The U.S. National Climatic Data Center (NCDC) reported that many cities and towns in the United States reported record cold temperatures in January and early February 2008. The average temperature in January “was -0.3 F cooler than the 20th century average (1901-2000).
China’s 2007-8 winter is the worst in a century with cities in going for weeks without electricity because it was too cold and icy to repair broken power lines.
Toronto has recorded the most snow in February since 1950. The year 2008 brought 70 cm of snow in the first two weeks while the record in 1950 of 66 cm was for the whole month.

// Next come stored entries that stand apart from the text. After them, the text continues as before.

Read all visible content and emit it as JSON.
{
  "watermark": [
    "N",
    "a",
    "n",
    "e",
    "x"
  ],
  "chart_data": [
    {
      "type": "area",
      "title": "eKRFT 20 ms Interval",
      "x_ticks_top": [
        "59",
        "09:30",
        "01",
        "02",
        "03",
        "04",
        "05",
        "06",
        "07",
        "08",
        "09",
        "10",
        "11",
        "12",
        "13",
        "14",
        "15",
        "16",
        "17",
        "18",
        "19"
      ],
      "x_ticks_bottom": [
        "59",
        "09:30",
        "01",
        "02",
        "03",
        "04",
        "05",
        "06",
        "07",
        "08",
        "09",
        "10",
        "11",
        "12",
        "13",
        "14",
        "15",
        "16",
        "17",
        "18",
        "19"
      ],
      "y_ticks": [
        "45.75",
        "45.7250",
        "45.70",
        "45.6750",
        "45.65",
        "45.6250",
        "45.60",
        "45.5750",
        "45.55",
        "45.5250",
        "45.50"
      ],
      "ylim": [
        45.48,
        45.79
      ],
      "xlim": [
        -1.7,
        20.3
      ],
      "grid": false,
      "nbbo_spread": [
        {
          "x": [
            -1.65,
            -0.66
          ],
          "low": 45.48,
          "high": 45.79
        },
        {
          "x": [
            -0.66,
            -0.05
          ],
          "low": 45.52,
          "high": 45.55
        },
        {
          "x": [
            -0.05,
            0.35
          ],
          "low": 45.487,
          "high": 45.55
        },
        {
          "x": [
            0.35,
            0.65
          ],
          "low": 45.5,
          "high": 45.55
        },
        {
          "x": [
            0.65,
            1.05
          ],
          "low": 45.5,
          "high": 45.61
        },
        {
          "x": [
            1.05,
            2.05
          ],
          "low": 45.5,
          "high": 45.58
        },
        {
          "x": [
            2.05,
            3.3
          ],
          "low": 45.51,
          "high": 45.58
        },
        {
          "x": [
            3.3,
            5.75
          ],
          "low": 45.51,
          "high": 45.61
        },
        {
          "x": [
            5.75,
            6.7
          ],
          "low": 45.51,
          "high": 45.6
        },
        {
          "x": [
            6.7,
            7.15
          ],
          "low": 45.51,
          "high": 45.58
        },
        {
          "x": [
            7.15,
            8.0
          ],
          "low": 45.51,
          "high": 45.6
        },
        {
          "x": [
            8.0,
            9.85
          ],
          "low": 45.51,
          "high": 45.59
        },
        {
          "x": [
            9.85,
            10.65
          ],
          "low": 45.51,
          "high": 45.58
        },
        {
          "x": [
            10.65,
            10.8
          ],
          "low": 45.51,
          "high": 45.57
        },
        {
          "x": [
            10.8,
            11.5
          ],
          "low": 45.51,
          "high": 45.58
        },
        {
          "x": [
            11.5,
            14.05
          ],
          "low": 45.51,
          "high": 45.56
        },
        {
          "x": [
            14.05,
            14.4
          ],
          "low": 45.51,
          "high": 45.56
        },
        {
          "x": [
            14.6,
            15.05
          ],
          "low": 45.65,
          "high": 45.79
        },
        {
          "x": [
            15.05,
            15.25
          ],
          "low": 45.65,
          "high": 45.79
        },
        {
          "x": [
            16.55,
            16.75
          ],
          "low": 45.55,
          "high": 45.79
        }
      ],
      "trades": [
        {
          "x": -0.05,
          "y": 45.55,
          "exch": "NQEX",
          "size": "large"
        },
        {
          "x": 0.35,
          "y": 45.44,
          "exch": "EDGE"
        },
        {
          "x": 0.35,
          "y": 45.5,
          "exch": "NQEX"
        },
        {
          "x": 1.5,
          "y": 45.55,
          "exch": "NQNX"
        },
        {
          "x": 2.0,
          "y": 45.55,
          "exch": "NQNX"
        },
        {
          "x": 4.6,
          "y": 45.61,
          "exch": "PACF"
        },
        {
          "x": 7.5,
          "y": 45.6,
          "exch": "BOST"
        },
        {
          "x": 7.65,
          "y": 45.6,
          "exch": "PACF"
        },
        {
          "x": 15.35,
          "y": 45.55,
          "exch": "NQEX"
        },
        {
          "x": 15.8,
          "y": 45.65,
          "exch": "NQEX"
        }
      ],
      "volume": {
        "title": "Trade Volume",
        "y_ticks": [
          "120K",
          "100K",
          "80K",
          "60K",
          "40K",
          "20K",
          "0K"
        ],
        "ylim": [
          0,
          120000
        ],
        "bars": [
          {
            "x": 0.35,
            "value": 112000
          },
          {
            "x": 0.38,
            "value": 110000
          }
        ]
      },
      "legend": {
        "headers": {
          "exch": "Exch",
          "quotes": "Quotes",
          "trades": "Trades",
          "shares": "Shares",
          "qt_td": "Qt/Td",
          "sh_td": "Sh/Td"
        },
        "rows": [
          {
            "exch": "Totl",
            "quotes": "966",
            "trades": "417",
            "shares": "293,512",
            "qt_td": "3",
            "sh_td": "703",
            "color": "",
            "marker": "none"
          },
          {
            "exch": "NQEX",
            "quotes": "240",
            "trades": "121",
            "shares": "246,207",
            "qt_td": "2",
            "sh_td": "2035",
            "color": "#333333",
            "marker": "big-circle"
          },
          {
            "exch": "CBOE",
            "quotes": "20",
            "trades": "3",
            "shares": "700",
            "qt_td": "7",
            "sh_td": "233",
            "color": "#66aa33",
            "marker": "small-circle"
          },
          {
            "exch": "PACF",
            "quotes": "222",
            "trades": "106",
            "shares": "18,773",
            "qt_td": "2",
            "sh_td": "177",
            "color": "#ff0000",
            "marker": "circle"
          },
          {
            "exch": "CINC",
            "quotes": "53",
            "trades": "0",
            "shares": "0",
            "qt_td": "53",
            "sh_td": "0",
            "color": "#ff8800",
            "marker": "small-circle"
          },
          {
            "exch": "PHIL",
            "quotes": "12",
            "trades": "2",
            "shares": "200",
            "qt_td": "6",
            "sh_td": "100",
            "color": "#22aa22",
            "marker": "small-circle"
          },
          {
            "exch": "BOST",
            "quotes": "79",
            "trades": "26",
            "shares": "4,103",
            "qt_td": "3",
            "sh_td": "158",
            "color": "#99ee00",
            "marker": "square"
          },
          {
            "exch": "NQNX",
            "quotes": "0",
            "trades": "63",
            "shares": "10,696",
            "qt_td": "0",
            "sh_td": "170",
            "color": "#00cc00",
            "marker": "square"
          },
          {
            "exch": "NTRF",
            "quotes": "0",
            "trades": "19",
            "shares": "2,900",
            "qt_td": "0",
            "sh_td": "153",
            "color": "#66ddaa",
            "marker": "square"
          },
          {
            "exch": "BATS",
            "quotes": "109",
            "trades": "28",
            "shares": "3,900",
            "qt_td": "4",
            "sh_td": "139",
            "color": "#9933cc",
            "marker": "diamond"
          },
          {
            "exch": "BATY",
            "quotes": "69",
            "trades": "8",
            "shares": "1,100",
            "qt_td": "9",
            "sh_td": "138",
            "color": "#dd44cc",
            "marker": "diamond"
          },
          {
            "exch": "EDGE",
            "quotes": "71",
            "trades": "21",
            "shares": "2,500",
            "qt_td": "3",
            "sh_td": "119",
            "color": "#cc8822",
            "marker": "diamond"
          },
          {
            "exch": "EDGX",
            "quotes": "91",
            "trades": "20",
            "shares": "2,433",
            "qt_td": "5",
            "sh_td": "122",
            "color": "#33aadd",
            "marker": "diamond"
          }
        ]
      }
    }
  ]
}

Chicago has had it 34th snowy day this season — the most snowy days since the 1978-1979 season. The 2007-2008 is currently the fifth highest seasonal snowfall in inches with about 56 inches. The snowiest season on record is 1978-79 at 87.5 inches. The season encompassing the year of the ‘Big Snow’ in 1967 measured 59.2 inches (23 inches of that season’s snow fell during that one storm from January 26-27). The 2007-2008 season has a shot at beating the season that had the big snow, which currently ranks third at 59.2 inches.
Regarding global warming, some climate experts suspect that manmade activity, such as carbon emissions, are a minor influence compared to cyclic solar activity and cyclic ocean currents that can bring warm water toward the polar regions from the equator. Some believe we are just as likely to enter another period of cold “mini-ice age” as a period of global warming.